The boy who had been called a genius, who had once dreamed of inventions and futures, was nothing now. Nothing but a man with no family, no purpose, no reason to keep breathing.

He rose, staggering, and walked as if pulled by gravity itself. His feet carried him out of the cemetery, down the cracked stone path, until he stood before the old temple at the edge of town.
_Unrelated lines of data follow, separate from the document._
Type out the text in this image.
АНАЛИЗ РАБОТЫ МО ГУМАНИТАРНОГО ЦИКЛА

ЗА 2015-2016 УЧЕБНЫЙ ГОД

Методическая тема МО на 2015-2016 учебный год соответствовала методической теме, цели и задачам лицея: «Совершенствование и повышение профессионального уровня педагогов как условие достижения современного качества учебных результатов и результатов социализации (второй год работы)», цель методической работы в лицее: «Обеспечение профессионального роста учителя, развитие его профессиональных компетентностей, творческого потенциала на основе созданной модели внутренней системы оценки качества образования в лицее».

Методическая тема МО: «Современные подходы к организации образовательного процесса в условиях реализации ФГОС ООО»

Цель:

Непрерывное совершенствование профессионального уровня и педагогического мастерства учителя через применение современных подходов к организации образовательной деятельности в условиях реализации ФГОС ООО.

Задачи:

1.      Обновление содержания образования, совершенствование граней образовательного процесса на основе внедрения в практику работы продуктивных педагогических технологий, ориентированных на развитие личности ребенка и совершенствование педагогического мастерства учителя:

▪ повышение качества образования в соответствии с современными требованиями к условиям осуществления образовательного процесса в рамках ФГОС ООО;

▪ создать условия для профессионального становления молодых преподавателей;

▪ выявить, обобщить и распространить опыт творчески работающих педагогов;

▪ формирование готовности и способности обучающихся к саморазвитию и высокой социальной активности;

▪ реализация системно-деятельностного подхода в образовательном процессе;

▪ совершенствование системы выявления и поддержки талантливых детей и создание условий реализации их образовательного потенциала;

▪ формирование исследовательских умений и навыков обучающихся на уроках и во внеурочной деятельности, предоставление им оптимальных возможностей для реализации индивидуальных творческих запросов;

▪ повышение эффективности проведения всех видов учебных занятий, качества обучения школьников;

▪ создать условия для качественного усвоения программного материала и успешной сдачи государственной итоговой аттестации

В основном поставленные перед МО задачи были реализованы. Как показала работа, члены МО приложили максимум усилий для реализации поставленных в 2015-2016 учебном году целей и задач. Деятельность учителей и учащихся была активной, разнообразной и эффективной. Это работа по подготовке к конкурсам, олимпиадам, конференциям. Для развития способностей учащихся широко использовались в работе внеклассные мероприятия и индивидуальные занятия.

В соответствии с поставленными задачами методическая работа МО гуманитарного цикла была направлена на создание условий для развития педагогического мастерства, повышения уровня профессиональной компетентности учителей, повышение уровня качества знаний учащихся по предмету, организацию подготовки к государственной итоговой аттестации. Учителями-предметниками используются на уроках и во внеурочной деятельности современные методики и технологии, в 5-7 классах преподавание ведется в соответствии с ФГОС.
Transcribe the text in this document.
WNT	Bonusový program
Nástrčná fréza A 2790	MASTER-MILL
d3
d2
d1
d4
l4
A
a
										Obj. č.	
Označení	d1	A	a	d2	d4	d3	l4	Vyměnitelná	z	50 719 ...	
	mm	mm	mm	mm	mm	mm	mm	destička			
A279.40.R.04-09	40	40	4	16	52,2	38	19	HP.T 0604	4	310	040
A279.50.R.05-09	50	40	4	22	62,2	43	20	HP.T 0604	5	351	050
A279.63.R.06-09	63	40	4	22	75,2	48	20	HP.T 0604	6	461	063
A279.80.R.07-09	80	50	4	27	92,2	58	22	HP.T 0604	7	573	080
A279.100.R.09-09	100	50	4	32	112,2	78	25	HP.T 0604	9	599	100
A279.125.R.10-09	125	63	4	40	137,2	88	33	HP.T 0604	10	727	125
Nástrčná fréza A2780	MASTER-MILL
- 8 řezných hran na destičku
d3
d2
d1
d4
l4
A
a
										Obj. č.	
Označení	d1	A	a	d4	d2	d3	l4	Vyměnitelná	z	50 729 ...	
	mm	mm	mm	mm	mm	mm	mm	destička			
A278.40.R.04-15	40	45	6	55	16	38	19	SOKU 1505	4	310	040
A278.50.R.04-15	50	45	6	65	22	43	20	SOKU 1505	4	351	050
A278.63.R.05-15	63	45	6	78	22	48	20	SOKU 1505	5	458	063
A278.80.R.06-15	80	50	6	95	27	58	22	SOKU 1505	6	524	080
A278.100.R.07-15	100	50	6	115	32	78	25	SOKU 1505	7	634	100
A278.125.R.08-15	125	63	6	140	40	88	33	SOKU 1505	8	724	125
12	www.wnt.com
Inside, the air was heavy with incense, thick and cloying. Gods looked down from painted alcoves, their faces serene, untouchable. The flames of oil lamps flickered as if mocking him.

Ethan's fists clenched. "Why?" His voice echoed against the stone pillars. "Why them? Why her? Wasn't it enough to take my parents? You left me with one reason—just one—and you tore that away too!"

His voice rose, raw, ragged. "Is this your justice? Is this what you call mercy?" He slammed his fists against the floor. "Answer me!"

The ground rumbled beneath him.

At first it was subtle, like the murmur of a train far underground. Then it grew, louder, angrier, until the temple walls groaned, the floor cracked, and the roof trembled as if the gods themselves had stirred.

People screamed, running for the exit, but Ethan stayed rooted in place, chest heaving, eyes burning.

"If this is your answer," he shouted, "then take me!"

A massive pillar split free, stone shrieking as it crashed toward him.

For one fleeting second, he saw Meera's face—not broken, not bloody, but smiling the way she always did, stubborn and bright.

And then the pillar fell, the world collapsed, and everything went dark.